Tuesday, December 08, 2009

Fantasy & Science Fiction


















I'm currently reading The Very Best of Fantasy & Science Fiction edited by Gordon Van Gelder and, thinking about this in connection with the books I've been sorting through in my loft, it's a bit of a nostalgia trip, because some of the stories are quite old. All Summer in a Day by Ray Bradbury is lyrical, enjoyable, but you can't help but titter a little at a depiction of Venus covered in jungle when we now know the reality. Later I read Flowers for Algernon by Daniel Keyes, which has to be somewhere up in the list of the best short stories I've ever read. It still chokes me up a little even after all this time.

But short stories. If anyone here wants to read some superb short SF stories, if there is one short story collection I would recommend way above any other, then that has to be Stories of your Life and Others by Ted Chiang. I've mentioned it before - brilliant collection.

6 comments:

Giant68 said...

It is strange reading sci fi that was written in the fifties about the eighties. A time when we were all going to waited on by personal robots, no one would work and dinner was a pill.

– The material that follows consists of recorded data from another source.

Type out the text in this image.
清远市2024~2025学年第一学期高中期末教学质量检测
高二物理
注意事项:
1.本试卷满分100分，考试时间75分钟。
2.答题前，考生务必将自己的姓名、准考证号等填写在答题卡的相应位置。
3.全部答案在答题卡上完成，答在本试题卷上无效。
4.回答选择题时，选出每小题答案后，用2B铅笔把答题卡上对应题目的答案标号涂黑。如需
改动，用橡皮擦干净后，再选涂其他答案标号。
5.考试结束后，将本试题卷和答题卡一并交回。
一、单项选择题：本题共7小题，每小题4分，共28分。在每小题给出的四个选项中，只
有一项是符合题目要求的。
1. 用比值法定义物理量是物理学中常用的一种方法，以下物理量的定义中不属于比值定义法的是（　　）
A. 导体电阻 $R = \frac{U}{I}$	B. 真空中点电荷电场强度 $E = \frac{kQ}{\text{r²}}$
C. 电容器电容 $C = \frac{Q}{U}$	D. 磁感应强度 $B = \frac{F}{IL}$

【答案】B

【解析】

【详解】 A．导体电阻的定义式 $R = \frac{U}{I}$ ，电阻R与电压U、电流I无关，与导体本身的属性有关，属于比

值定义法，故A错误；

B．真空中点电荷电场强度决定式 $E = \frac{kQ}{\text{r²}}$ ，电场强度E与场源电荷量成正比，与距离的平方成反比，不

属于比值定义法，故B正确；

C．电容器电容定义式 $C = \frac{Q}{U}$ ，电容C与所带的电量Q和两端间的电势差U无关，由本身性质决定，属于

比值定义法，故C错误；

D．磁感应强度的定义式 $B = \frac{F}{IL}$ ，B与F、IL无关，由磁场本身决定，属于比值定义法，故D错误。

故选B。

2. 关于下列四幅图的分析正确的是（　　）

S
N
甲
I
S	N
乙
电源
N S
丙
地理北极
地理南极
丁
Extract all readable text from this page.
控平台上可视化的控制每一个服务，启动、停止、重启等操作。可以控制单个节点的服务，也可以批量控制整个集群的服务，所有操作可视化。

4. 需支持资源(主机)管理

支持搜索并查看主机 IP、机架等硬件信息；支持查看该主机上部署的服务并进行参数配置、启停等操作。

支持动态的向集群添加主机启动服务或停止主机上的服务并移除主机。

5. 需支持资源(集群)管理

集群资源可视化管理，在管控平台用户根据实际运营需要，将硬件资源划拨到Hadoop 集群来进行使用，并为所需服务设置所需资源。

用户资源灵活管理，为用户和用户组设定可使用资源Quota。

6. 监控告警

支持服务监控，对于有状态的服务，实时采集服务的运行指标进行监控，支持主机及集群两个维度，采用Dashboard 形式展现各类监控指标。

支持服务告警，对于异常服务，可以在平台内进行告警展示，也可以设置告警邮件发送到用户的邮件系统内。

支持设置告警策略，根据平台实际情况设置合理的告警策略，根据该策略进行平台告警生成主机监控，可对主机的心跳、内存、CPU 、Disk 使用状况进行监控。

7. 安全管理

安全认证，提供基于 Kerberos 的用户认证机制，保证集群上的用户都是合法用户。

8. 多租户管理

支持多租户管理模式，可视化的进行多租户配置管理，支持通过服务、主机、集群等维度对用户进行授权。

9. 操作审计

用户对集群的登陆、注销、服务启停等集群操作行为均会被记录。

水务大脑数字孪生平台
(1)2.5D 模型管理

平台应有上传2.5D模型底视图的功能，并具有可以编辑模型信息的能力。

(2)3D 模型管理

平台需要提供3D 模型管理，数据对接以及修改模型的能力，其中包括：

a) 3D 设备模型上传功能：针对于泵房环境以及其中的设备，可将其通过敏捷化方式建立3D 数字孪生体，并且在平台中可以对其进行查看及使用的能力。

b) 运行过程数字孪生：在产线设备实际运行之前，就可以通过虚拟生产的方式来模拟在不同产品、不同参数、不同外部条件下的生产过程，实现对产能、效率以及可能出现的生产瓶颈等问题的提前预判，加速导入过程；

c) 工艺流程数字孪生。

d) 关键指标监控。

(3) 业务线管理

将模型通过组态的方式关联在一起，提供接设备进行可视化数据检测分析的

vaudeviewgalor raandisisraisins said...

Chaing dunno him...


wheres my goddam robot here in 2009? fuk.

Martin Sommerfeld said...

You don't know Chiang? You really should, as Neal writes this collection is really superb.

You can try him out by reading Understand (for free via this link), really blew me away when I read it the first time. And there are many stories of that quality.

vaudeviewgalor raandisisraisins said...

thanks for that!

Neal Asher said...

Giant68, SF only seems to get odd details right. Loads of people now have Star Trek communicators!

Vaude, get to know him.

Martin, thanks for the link.

GordonVG said...

Thanks for your post about the book. I agree that it's interesting to see which old stories hold up well nowadays and which ones don't. I found the matter even more striking when I was reading for the book of Mars stories from F&SF, FOURTH PLANET. The narrow scope of that book made it fairly easy to see how people's views of Mars had evolved over half a century.

By the way, I think I should point out that one of Ted Chiang's stories---his only F&SF story to date---is reprinted in the VERY BEST anthology. It's a fairly recent story (from 2007) so it's not in STORIES OF YOUR LIFE AND OTHERS.